2. Focus on self-care and your emotional health
Are you taking time for yourself to relax, feel inspired, and feel like you’re having time off? Try writing a list of five things you can rotate on a daily basis to take care of yourself. Having a ‘self-care menu’ can support your relationship with sugar by helping reduce the desire to emotionally eat. Emotional eating is not a bad thing, but it’s helpful to extend coping skills so you have things in addition to food.
3. Don’t go cold turkey!
If you feel like you shouldn’t, or can’t, have a particular food, guess what? You want it more! Whether we physically restrict ourselves from the food, or emotionally restrict (feel bad for eating it), it can lead to intense feelings of deprivation. These, in turn, can build into uncontrollable cravings, and often bingeing.
“Making peace with food is essentially about making chocolate as emotionally charged as an aubergine”
When you finally ‘give in’ to these forbidden foods, eating can feel intense, overwhelming, and we can eat past the point of comfortable fullness. With a side serving of guilt!
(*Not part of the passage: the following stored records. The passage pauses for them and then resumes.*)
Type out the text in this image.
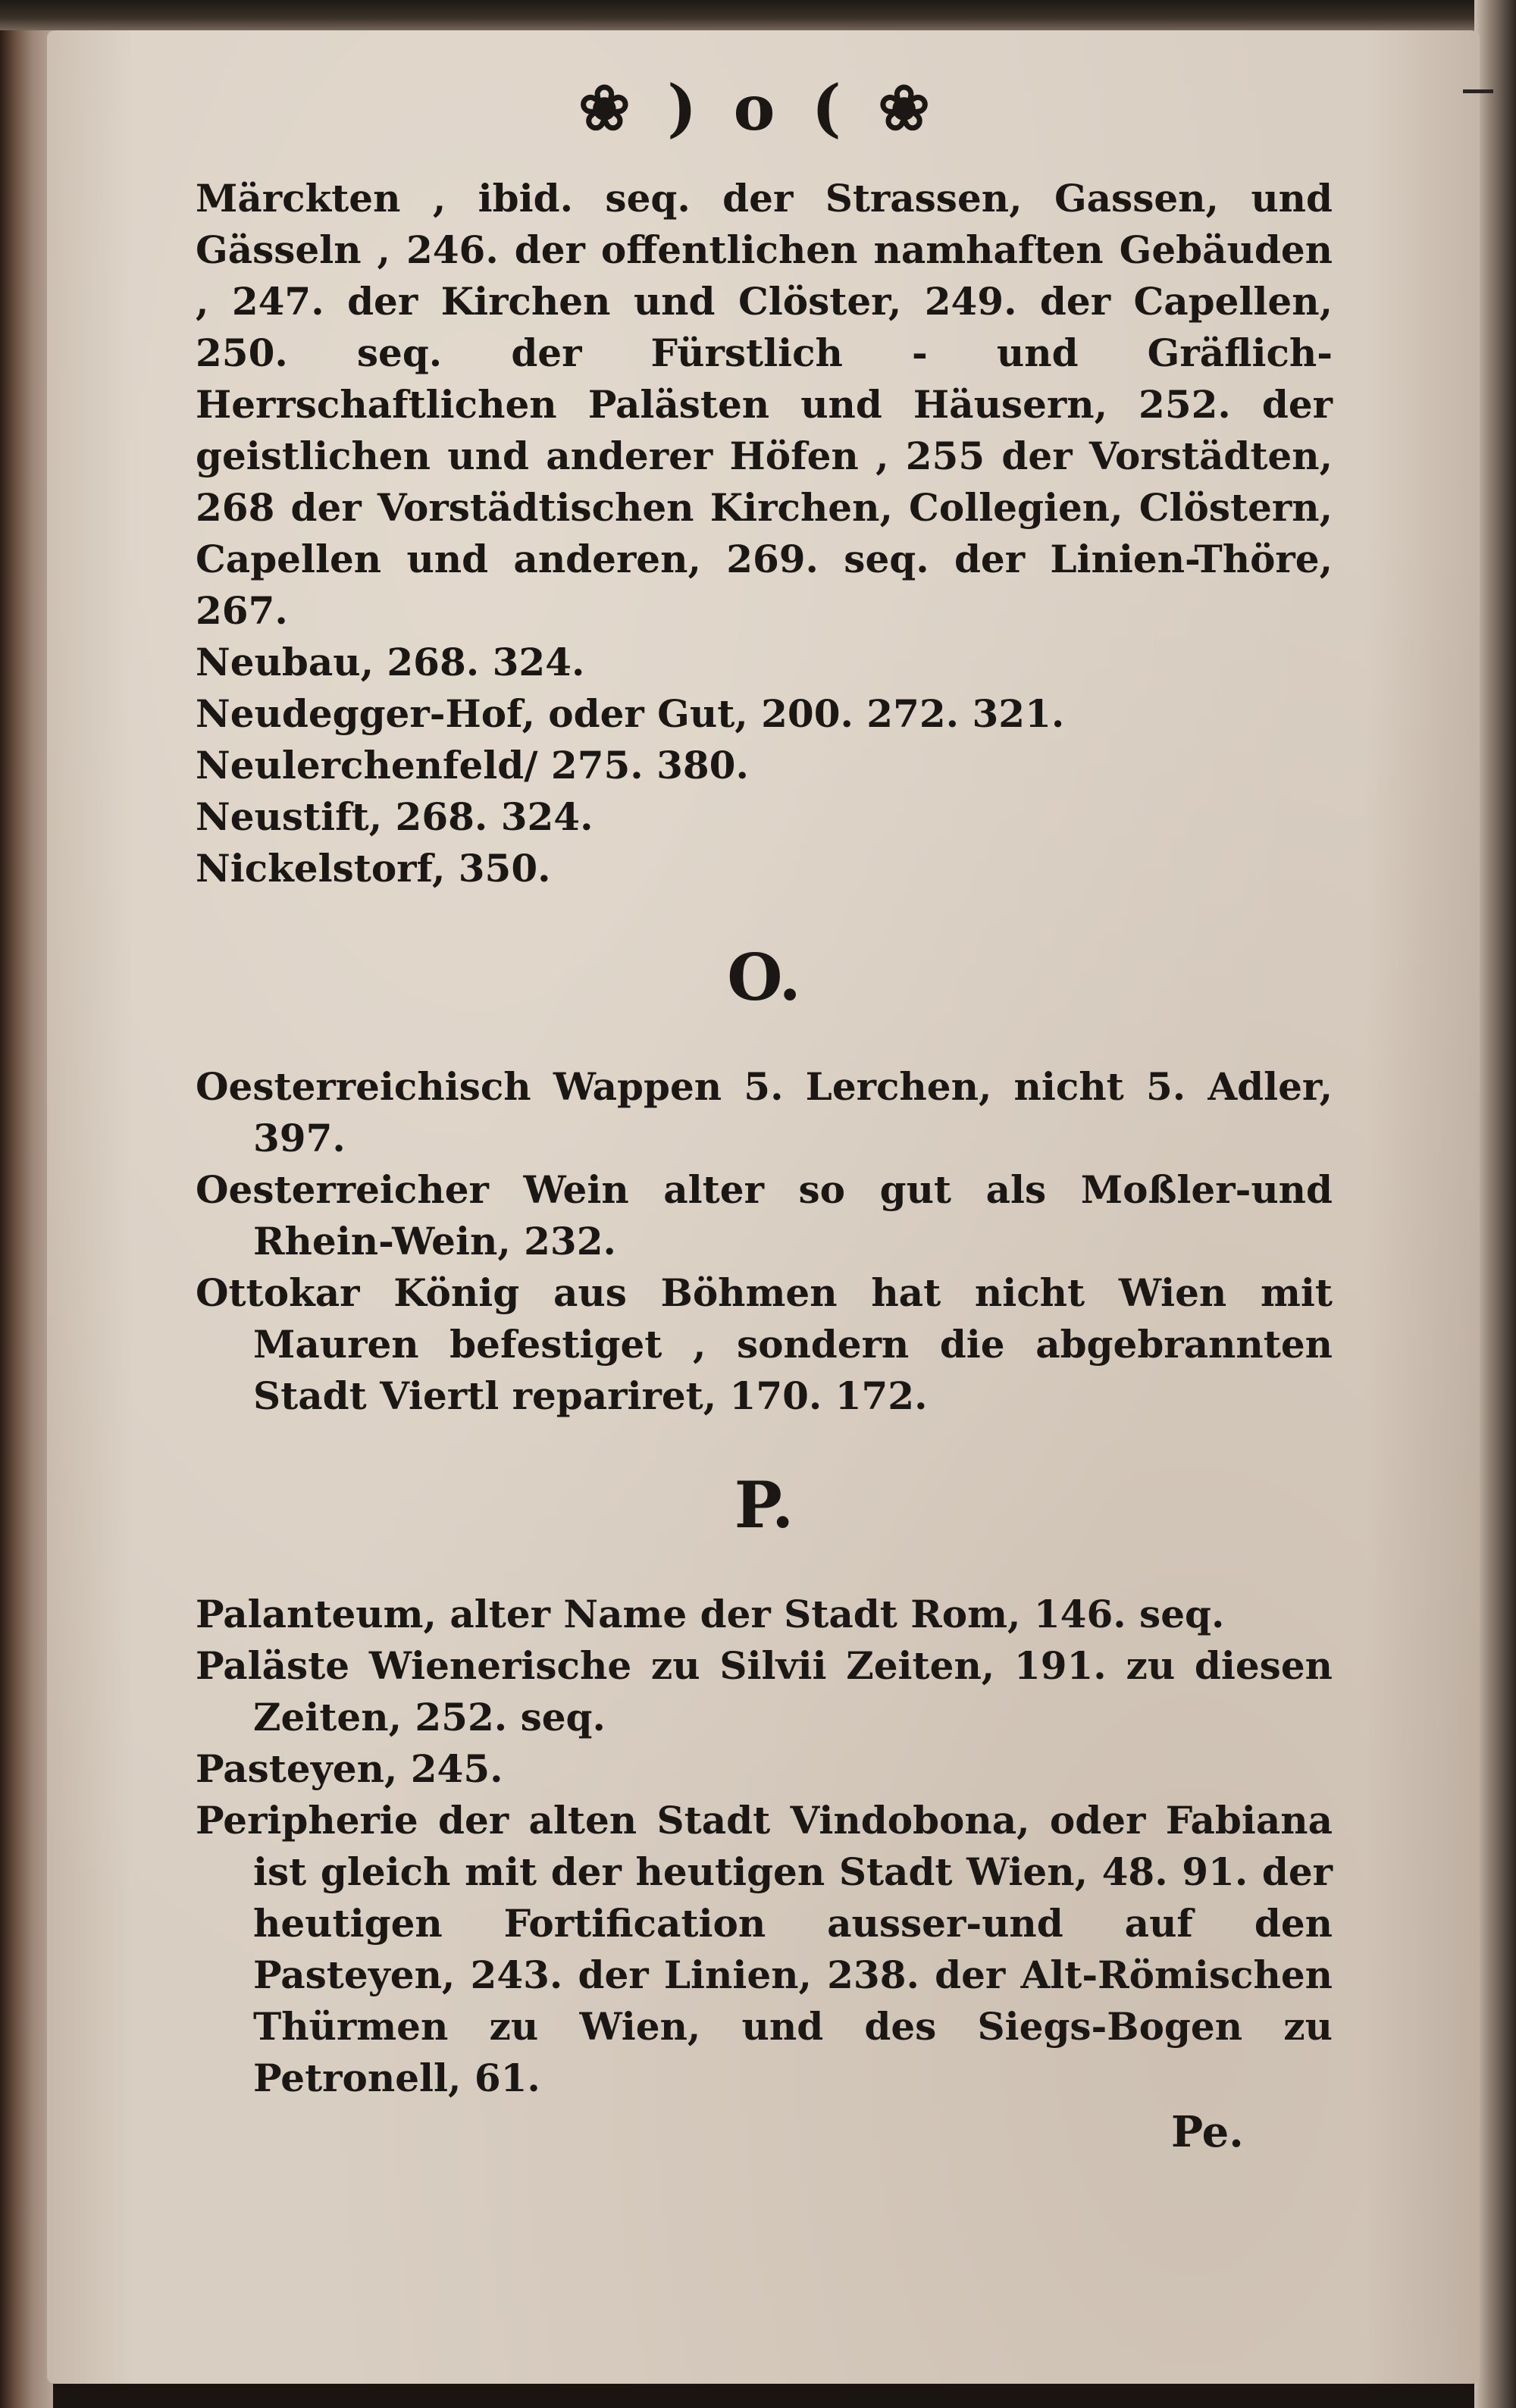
❀ ) o ( ❀

Märckten , ibid. seq. der Strassen, Gassen, und Gässeln , 246. der offentlichen namhaften Gebäuden , 247. der Kirchen und Clöster, 249. der Capellen, 250. seq. der Fürstlich - und Gräflich-Herrschaftlichen Palästen und Häusern, 252. der geistlichen und anderer Höfen , 255 der Vorstädten, 268 der Vorstädtischen Kirchen, Collegien, Clöstern, Capellen und anderen, 269. seq. der Linien-Thöre, 267.

Neubau, 268. 324.

Neudegger-Hof, oder Gut, 200. 272. 321.

Neulerchenfeld/ 275. 380.

Neustift, 268. 324.

Nickelstorf, 350.

O.

Oesterreichisch Wappen 5. Lerchen, nicht 5. Adler, 397.

Oesterreicher Wein alter so gut als Moßler-und Rhein-Wein, 232.

Ottokar König aus Böhmen hat nicht Wien mit Mauren befestiget , sondern die abgebrannten Stadt Viertl repariret, 170. 172.

P.

Palanteum, alter Name der Stadt Rom, 146. seq.

Paläste Wienerische zu Silvii Zeiten, 191. zu diesen Zeiten, 252. seq.

Pasteyen, 245.

Peripherie der alten Stadt Vindobona, oder Fabiana ist gleich mit der heutigen Stadt Wien, 48. 91. der heutigen Fortification ausser-und auf den Pasteyen, 243. der Linien, 238. der Alt-Römischen Thürmen zu Wien, und des Siegs-Bogen zu Petronell, 61.

Pe.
The only way to truly overcome this is to experience eating the food you forbid. When we take these foods down from their pedestal and place them on a level playing field with all other foods, we truly get to ask:
“Do I even like this?”
“Do I want this now?”
“Will I feel deprived if I don’t eat it?”
Making peace with food is essentially about making chocolate as emotionally charged as an aubergine.
4. Create a list of all the sugar-containing foods that you might feel out of control with
Starting with those that are less overwhelming, take some time out and mindfully eat some of this food at a time when you’re not too stressed, tired and – importantly – not too hungry. Check-in with how eating this food makes you feel – is it pleasant, neutral, or negative? This exercise is aimed to help reduce the feelings of guilt you might feel around eating so-called ‘bad’ foods.
Ultimately, while research is ongoing, there’s a chance now for you to consider your relationship on a personal level. Using the tips that Katherine shares, take some time to contemplate the role that sugar plays in your life. Let go of any morality issues, any feelings of virtue or guilt, and simply think about what makes you feel better. The best results are always uncovered when we lead with compassion and self-knowledge.